# BibTeX Merge and DOI De-duplication

This notebook combines multiple BibTeX (`.bib`) files into a single tabular dataset.

I use DOI as the primary key because it is the most stable identifier across databases and export tools. Titles, authors, and even years vary in formatting, but a DOI usually does not. To avoid ambiguity, I filter to records with a usable DOI, normalize those DOIs, and de-duplicate strictly on the normalized DOI value.

The output is a single, traceable dataset that preserves source provenance while eliminating duplicate records.

In [1]:
from __future__ import annotations

import re
from pathlib import Path
from typing import Dict, Any, List, Tuple

import pandas as pd

## Parsing approach

I use `bibtexparser` to read BibTeX files because it handles common BibTeX structures and edge cases more reliably than a custom parser. Each BibTeX entry is converted into a row, and the originating `.bib` filename is preserved for later provenance and duplicate analysis.

In [2]:
import bibtexparser

NOTEBOOK_DIR = Path.cwd()
BIB_GLOB = "*.bib"

bib_paths = sorted(NOTEBOOK_DIR.glob(BIB_GLOB))

if not bib_paths:
    raise FileNotFoundError(
        f"No .bib files found in {NOTEBOOK_DIR}. "
        "Place the five .bib files in the same folder as this notebook."
    )

bib_paths

[WindowsPath('c:/Users/JanMc/Dropbox/Education/_GitHub_coursework/janmcconnellCityU-coursework/DS687_CAPSTONE/research/CIKM.bib'),
 WindowsPath('c:/Users/JanMc/Dropbox/Education/_GitHub_coursework/janmcconnellCityU-coursework/DS687_CAPSTONE/research/KDD.bib'),
 WindowsPath('c:/Users/JanMc/Dropbox/Education/_GitHub_coursework/janmcconnellCityU-coursework/DS687_CAPSTONE/research/RecSys.bib'),
 WindowsPath('c:/Users/JanMc/Dropbox/Education/_GitHub_coursework/janmcconnellCityU-coursework/DS687_CAPSTONE/research/TheWebConf.bib'),
 WindowsPath('c:/Users/JanMc/Dropbox/Education/_GitHub_coursework/janmcconnellCityU-coursework/DS687_CAPSTONE/research/WSDM.bib')]

In [3]:
DOI_CLEAN_RE = re.compile(r"\s+")
DOI_PREFIX_RE = re.compile(r"^(?:doi:\s*)", flags=re.IGNORECASE)
DOI_URL_PREFIX_RE = re.compile(r"^(?:https?://)?(?:dx\.)?doi\.org/", flags=re.IGNORECASE)

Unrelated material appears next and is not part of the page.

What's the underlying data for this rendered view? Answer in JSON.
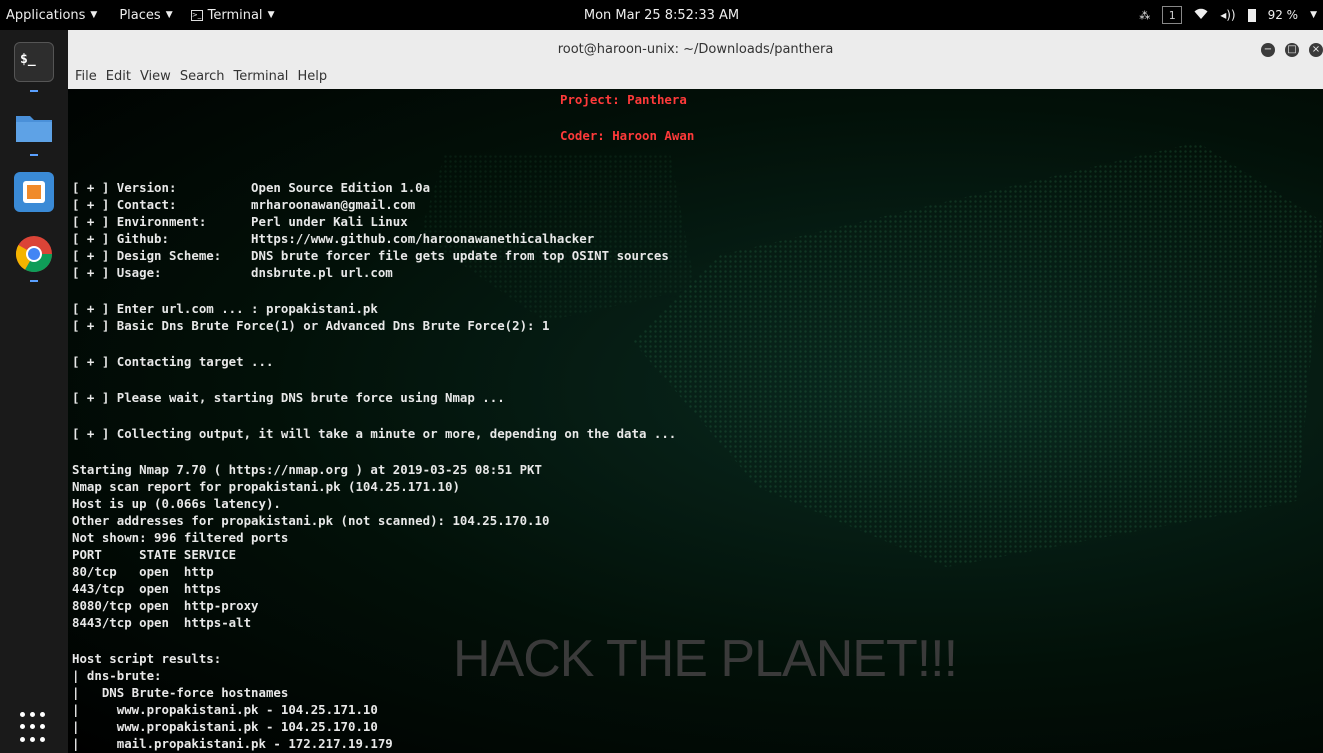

def normalize_doi(raw: Any) -> str | None:
    """
    Normalize DOI strings so the same DOI from different sources compares equal.

    Rules:
    - Convert to string, strip whitespace
    - Remove common prefixes like 'doi:' and 'https://doi.org/'
    - Remove internal whitespace
    - Lowercase
    - Keep only content that looks like a DOI when possible

    Returns:
    - normalized DOI string, or None if empty/unusable
    """
    if raw is None:
        return None

    s = str(raw).strip()
    if not s:
        return None

    s = DOI_PREFIX_RE.sub("", s).strip()
    s = DOI_URL_PREFIX_RE.sub("", s).strip()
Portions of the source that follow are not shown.